Protest Against U.S. Military Bases in Japan
Picture shows a demonstration of over 3,000 people rallying near a large U.S. air base in Ginowan City to demand the withdrawal of U.S. troops from Okinawa and Japan and to mark the 41 year anniversary of the end of direct U.S. military rule of the island of Okinawa.
The demonstration took place at the end of a three day march which began in the northern region of Okinawa where the Pentagon plans to open a new base as part of its global realignment of military forces.
From 1945 to 1972, the Japanese island of Okinawa was occupied and ruled directly by the U.S. military. Today, the U.S. maintains over 40,000 troops in Japan, with about three quarters stationed on the island of Okinawa.

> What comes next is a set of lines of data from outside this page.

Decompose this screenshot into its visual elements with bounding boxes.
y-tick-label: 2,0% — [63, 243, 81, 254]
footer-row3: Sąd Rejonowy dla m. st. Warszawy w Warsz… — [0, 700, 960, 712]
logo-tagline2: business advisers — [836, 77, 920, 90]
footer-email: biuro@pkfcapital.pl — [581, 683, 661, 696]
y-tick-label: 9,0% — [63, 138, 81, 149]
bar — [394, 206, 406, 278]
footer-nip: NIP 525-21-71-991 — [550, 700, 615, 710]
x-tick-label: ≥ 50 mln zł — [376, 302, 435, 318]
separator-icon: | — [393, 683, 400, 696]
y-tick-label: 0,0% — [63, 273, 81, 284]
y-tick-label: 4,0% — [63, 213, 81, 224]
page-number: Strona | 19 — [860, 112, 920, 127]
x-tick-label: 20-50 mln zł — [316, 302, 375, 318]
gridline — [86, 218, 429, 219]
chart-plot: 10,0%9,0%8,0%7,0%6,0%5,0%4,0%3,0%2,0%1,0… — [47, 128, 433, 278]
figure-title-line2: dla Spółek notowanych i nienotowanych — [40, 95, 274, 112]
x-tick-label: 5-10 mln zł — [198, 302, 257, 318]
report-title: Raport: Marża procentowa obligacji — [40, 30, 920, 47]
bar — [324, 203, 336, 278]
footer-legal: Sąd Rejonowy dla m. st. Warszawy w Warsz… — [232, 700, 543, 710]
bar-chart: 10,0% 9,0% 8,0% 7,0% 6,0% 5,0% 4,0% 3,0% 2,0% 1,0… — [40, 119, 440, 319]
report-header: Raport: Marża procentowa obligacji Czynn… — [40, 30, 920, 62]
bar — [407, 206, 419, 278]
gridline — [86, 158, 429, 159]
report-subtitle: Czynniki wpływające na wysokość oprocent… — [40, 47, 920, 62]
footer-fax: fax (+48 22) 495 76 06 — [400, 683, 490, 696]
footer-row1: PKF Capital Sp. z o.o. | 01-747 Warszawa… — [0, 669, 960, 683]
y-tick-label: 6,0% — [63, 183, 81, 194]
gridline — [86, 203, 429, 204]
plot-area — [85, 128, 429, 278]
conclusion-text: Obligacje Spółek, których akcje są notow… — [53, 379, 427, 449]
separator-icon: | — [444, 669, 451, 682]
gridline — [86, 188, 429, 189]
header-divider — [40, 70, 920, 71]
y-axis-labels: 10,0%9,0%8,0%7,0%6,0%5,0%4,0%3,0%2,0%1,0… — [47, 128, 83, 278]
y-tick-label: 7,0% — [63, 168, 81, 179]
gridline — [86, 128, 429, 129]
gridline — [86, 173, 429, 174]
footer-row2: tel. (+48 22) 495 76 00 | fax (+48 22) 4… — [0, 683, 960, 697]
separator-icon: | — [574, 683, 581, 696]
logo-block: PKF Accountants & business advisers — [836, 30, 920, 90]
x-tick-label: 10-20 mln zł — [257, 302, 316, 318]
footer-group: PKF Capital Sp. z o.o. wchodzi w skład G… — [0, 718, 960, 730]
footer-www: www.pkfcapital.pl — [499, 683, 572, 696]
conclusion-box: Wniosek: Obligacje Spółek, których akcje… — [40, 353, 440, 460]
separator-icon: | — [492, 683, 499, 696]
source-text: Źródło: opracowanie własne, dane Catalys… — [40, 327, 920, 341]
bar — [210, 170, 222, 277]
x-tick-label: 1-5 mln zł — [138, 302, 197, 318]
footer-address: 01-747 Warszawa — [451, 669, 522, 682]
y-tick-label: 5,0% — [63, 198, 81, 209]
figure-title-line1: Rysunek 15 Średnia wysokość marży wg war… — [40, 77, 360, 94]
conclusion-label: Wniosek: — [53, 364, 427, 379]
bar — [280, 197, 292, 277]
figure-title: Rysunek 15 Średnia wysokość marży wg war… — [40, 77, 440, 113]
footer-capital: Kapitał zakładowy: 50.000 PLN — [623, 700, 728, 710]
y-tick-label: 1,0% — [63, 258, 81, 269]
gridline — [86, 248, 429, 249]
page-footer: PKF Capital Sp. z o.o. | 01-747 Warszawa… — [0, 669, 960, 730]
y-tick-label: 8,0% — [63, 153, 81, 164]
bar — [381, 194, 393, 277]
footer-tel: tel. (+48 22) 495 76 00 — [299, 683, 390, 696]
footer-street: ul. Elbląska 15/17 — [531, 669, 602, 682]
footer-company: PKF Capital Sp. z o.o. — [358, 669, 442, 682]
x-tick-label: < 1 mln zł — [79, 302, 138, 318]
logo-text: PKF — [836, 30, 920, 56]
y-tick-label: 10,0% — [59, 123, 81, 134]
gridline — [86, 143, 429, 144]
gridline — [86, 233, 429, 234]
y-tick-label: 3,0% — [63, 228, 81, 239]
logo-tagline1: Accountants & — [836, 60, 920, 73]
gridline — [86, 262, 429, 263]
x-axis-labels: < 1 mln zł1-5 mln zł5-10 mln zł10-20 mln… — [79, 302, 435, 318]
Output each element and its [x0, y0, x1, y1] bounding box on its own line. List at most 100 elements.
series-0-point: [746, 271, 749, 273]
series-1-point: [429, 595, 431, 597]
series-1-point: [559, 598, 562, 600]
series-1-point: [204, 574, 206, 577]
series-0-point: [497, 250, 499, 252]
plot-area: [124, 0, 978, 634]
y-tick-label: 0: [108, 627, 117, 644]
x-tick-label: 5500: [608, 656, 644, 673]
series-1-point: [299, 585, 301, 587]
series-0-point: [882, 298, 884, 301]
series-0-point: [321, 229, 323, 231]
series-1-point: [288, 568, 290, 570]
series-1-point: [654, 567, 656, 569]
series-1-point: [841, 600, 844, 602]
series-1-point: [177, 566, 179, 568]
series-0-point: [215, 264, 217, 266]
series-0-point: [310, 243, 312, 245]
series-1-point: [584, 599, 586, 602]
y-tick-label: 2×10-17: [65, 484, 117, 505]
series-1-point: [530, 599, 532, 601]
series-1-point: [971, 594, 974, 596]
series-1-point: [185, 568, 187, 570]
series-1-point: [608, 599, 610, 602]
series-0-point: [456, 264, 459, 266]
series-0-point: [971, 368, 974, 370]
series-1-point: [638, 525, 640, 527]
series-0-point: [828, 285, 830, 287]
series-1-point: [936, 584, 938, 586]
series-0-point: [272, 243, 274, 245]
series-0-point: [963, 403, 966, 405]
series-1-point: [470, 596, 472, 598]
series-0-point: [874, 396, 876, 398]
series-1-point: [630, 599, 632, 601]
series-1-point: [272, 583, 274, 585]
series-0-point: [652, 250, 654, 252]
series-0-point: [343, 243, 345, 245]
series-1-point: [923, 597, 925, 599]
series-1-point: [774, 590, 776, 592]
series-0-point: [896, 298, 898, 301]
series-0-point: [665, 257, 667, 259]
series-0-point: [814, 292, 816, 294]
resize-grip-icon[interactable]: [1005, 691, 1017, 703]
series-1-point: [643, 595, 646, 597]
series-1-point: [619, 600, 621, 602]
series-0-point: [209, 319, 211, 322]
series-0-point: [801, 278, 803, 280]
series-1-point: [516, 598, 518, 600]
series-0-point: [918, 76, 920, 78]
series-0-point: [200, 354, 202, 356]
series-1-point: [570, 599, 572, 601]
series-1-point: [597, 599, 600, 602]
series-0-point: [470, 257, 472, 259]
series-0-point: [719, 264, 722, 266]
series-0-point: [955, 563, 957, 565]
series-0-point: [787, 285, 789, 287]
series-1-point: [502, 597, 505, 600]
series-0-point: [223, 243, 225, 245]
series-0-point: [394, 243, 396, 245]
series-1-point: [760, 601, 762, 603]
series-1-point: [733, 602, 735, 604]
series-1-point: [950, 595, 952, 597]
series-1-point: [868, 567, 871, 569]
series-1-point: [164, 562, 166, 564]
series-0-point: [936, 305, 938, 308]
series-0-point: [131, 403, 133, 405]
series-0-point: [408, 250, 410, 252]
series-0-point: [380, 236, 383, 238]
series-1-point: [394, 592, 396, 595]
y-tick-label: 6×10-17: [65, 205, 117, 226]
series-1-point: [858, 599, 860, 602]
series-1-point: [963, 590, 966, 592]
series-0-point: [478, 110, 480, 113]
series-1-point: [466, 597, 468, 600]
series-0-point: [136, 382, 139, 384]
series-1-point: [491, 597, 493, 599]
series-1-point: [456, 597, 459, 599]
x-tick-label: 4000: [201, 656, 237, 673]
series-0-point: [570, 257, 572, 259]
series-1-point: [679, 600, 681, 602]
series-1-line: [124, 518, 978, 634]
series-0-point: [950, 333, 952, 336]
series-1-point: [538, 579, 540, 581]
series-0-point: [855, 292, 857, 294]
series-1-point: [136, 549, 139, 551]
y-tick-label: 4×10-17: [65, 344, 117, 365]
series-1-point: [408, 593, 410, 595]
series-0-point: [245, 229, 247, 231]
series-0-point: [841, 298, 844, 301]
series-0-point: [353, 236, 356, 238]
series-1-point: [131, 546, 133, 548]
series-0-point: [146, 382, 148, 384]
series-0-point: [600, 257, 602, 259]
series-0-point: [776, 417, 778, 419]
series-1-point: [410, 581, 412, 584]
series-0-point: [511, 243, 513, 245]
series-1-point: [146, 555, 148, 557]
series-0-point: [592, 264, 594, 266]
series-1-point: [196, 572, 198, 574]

The U.S. military occupation of Japan is not only a constant danger and threat to the Japanese people, but to the peoples throughout Asia. U.S. bases in Okinawa and Japan remain one of the principal means through which U.S. imperialism projects its military power in the region. Today especially, when the dangers of war are growing, both as a result of imperialism's implacable opposition to the demand of the oppressed nations and peoples for sovereignty and independence, as well as from the intensifying rivalries between the various imperialist powers themselves, the struggle of the Japanese people against U.S. military bases is an important part of the world-wide struggle against militarism and war.